Kate Breakey’s sensuous, sumptuously colored, riveting pictures depict once-living things—birds and flowers, mostly, but also a lizard, a dragonfly, a butterfly, a moth— that have died and found their way into her studio, to lie beneath her lens and undergo what might be described as a solemn, protracted rite of passage. Some of these she herself comes across in her peregrinations; some reach her by other paths. (“My friends…give me small dead things as gifts,” Breakey writes.)
In their original form, these images generally measure 32 inches square. The substrate of each is a gelatin-silver print, a considerable enlargement of a 2-1⁄4-inch blackand-white negative of an extreme close-up of the image’s subject and a decidely larger-than-life rendering thereof. Breakey then slowly, carefully hand-paints each print with transparent oils and colored pencils, producing a complexly worked, densely layered final object.
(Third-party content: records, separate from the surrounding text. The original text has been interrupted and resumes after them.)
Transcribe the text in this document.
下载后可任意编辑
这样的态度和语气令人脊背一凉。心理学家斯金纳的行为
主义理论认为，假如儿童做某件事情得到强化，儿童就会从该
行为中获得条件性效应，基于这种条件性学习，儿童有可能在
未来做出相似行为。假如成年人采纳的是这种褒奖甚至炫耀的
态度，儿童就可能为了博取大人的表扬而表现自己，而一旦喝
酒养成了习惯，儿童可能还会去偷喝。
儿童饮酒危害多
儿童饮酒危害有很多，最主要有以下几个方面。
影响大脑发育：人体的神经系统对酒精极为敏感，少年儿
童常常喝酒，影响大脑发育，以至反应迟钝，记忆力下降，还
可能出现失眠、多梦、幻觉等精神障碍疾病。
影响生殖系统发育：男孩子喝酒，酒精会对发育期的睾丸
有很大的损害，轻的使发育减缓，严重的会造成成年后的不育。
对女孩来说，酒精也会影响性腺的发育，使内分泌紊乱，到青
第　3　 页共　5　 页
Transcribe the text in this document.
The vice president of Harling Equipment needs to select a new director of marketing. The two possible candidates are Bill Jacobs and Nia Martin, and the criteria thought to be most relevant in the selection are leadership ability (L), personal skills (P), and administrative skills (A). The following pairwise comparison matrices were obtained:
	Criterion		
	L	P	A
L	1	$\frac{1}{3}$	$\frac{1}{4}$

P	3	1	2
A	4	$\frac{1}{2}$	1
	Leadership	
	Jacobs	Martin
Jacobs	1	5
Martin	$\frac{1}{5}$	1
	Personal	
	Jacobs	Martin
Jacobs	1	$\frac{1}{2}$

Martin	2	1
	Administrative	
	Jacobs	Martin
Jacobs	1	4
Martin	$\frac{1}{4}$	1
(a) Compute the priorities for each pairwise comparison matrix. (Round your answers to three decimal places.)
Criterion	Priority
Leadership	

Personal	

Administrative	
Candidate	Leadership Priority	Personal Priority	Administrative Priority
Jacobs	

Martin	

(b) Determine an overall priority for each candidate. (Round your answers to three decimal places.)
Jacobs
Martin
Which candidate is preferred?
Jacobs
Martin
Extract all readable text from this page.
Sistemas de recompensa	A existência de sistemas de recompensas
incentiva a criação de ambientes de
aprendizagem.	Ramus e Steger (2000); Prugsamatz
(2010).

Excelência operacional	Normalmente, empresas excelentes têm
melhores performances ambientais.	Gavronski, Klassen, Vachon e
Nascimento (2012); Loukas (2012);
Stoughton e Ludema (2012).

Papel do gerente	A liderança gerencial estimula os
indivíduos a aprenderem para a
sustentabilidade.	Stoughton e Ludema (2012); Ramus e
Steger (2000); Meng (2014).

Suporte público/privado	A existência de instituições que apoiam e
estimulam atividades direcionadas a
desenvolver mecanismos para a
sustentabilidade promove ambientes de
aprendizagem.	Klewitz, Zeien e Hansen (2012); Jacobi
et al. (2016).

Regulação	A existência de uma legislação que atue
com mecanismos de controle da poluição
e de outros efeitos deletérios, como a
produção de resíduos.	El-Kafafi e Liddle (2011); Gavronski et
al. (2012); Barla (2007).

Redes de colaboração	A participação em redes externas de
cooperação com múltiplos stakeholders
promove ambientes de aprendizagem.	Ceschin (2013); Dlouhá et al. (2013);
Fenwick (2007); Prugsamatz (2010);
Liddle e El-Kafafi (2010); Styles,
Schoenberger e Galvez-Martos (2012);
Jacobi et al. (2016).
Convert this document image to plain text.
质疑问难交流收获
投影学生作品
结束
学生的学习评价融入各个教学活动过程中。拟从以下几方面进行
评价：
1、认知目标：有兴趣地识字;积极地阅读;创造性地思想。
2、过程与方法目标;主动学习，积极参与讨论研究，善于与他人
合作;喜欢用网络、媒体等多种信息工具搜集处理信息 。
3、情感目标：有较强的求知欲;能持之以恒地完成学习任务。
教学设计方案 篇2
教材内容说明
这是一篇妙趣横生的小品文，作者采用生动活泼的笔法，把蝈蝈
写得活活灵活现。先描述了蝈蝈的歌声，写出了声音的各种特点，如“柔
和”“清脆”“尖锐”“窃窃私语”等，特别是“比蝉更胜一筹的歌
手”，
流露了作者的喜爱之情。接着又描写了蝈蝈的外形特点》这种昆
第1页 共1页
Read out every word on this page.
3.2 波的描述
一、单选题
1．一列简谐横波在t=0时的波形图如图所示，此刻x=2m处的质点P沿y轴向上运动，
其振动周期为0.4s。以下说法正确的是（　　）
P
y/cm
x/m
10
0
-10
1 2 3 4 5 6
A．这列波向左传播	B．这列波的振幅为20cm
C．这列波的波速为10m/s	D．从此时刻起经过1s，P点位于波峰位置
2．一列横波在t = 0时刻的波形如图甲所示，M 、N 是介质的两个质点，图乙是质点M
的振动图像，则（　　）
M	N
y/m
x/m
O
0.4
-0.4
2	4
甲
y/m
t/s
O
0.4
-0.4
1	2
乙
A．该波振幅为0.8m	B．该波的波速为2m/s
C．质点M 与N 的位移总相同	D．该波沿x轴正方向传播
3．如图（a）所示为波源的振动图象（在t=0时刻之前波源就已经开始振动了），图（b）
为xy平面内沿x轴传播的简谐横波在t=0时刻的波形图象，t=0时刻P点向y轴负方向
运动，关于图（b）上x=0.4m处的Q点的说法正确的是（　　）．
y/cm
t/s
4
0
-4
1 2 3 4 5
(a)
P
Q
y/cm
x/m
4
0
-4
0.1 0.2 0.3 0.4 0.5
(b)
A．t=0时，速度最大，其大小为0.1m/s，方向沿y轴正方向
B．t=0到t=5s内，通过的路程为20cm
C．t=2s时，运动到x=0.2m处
Taken as a whole, they constitute a series of portraits of the dead. Within the medium of photography, these images hark back to the poignant hand-colored postmortem daguerreotypes of the mid-1800s, with the cheeks and clothing of deceased individuals tinted to evoke the subject while alive; and they link themselves to much work that’s been done since, up into the present day, by photographers as different from each other (and from Breakey) as Frederick Sommer, Rosamond Wolff Purcell, Joel-Peter Witkin, and Jayne Hinds Bidaut, to name just a few.